Finalement, les résultats de cette enquête esquissent surtout les conséquences que peut produire la liberté de conscience des prestataires sur le respect des droits du patient et de son autonomie. Le fait que celle-ci soit si peu balisée rend possible des situations dans lesquelles les convictions personnelles des uns limitent les capabilités des acteurs les plus vulnérables (les patients) et ceux, en position minoritaire par rapport au cadre normatif d’une institution (les accompagnants laïques).

Toutefois, la question de l’intention prosélyte reste ouverte. Les résultats sont encore insuffisants pour pouvoir le démontrer. Peut-être est-ce dû à la nature restreinte de l’échantillon des personnes interrogées et à l’absence totale de cadre conceptuel et analytique permettant de visibiliser le phénomène. Cette première enquête a néanmoins le mérite d’introduire de façon inédite la question du prosélytisme dans nos services de santé. Mais aussi de poser les premiers jalons d’une grille d’analyse à même de problématiser la notion de prosélytisme, ses modes de déploiement et surtout, ses effets sur les personnes qui en sont victimes.

Quelle méthode pour quels objectifs et quels résultats ?

Le Centre d’Action Laïque et le Service laïque d’aide aux personnes ont établi une enquête dont les objectifs sont de questionner l’existence d’un prosélytisme dans les services de santé, d’en faire état et d’en mesurer les effets sur l’autonomie des patients et la qualité des soins. Cette enquête a été réalisée auprès des accompagnants laïques œuvrant au sein des différents services de santé, que ce soit en hôpital, en maison de repos ou à domicile. Celle-ci a suivi une méthodologie propice à la récolte de témoignages appelée Focus Group. Concrètement, nous sommes allés à la rencontre de trois groupes d’accompagnants laïques, répartis entre les villes de Charleroi, Bruxelles et Namur. Dans chacun de ces groupes, nous avons interrogé les participants sur leur perception du prosélytisme et ses réalités dans le domaine des soins.
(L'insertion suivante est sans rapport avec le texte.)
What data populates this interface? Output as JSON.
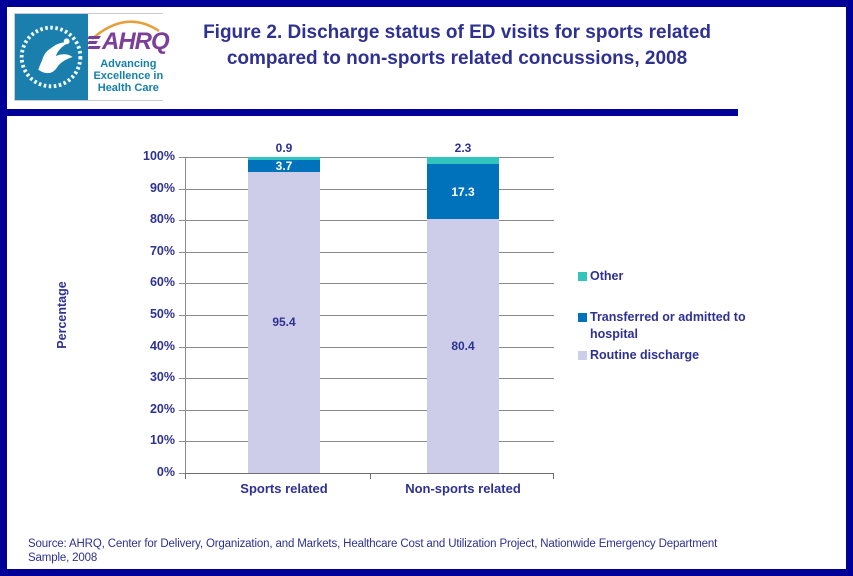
{
  "header": {
    "logo": {
      "ahrq_wordmark": "AHRQ",
      "tagline_line1": "Advancing",
      "tagline_line2": "Excellence in",
      "tagline_line3": "Health Care"
    },
    "title_line1": "Figure 2. Discharge status of ED visits for sports related",
    "title_line2": "compared to non-sports related concussions, 2008"
  },
  "chart_data": {
    "type": "bar",
    "stacked": true,
    "title": "Figure 2. Discharge status of ED visits for sports related compared to non-sports related concussions, 2008",
    "categories": [
      "Sports related",
      "Non-sports related"
    ],
    "series": [
      {
        "name": "Routine discharge",
        "values": [
          95.4,
          80.4
        ],
        "color": "#CDCDE9",
        "label_style": "inside-dark"
      },
      {
        "name": "Transferred or admitted to hospital",
        "values": [
          3.7,
          17.3
        ],
        "color": "#0072BC",
        "label_style": "inside-white"
      },
      {
        "name": "Other",
        "values": [
          0.9,
          2.3
        ],
        "color": "#31C5BE",
        "label_style": "above"
      }
    ],
    "xlabel": "",
    "ylabel": "Percentage",
    "ylim": [
      0,
      100
    ],
    "ytick_step": 10,
    "ytick_suffix": "%",
    "grid": true,
    "legend_position": "right"
  },
  "source": {
    "line1": "Source: AHRQ, Center for Delivery, Organization, and Markets, Healthcare Cost and Utilization Project, Nationwide Emergency Department",
    "line2": "Sample, 2008"
  },
  "colors": {
    "border-navy": "#000099",
    "text-navy": "#2E3192",
    "grid-gray": "#8a8a8a",
    "seal-teal": "#1A7FAD",
    "ahrq-purple": "#7B3F9A",
    "arc-orange": "#E5A03C",
    "tagline-teal": "#1580AC"
  }
}
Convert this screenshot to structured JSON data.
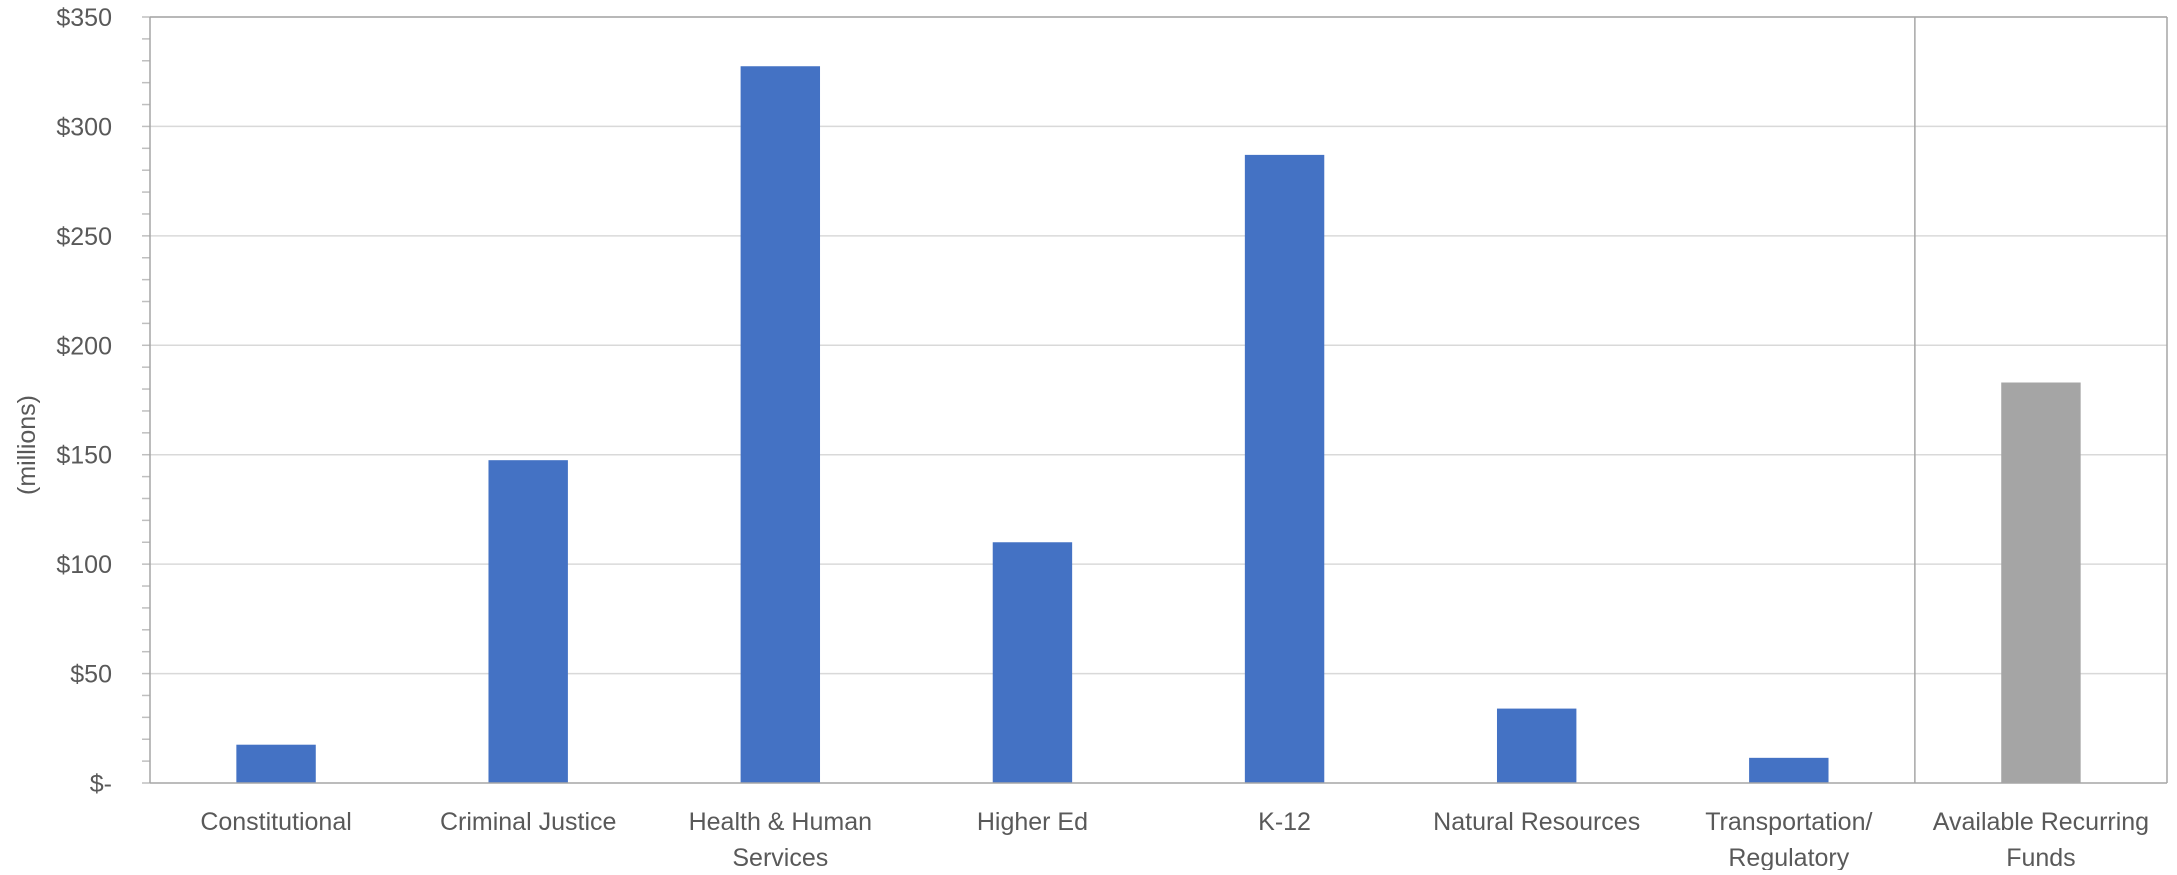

Sans jamais que nous la définissions auprès des interrogés, il fut intéressant de voir comment ils se sont approprié la notion de « prosélytisme ». Ils ont ainsi révélé plusieurs situations dans lesquelles l’autonomie du patient et celle de l’accompagnant se trouvent aliénées par les convictions d’un tiers (l’institution, un prestataire, un proche du patient). Mais, l’acte prosélyte est parfois tellement insidieux qu’il est difficile à visibiliser. Finalement, l’enquête permet surtout de modéliser la problématique en proposant une grille d’analyse des différentes situations types identifiées par les accompagnants laïques.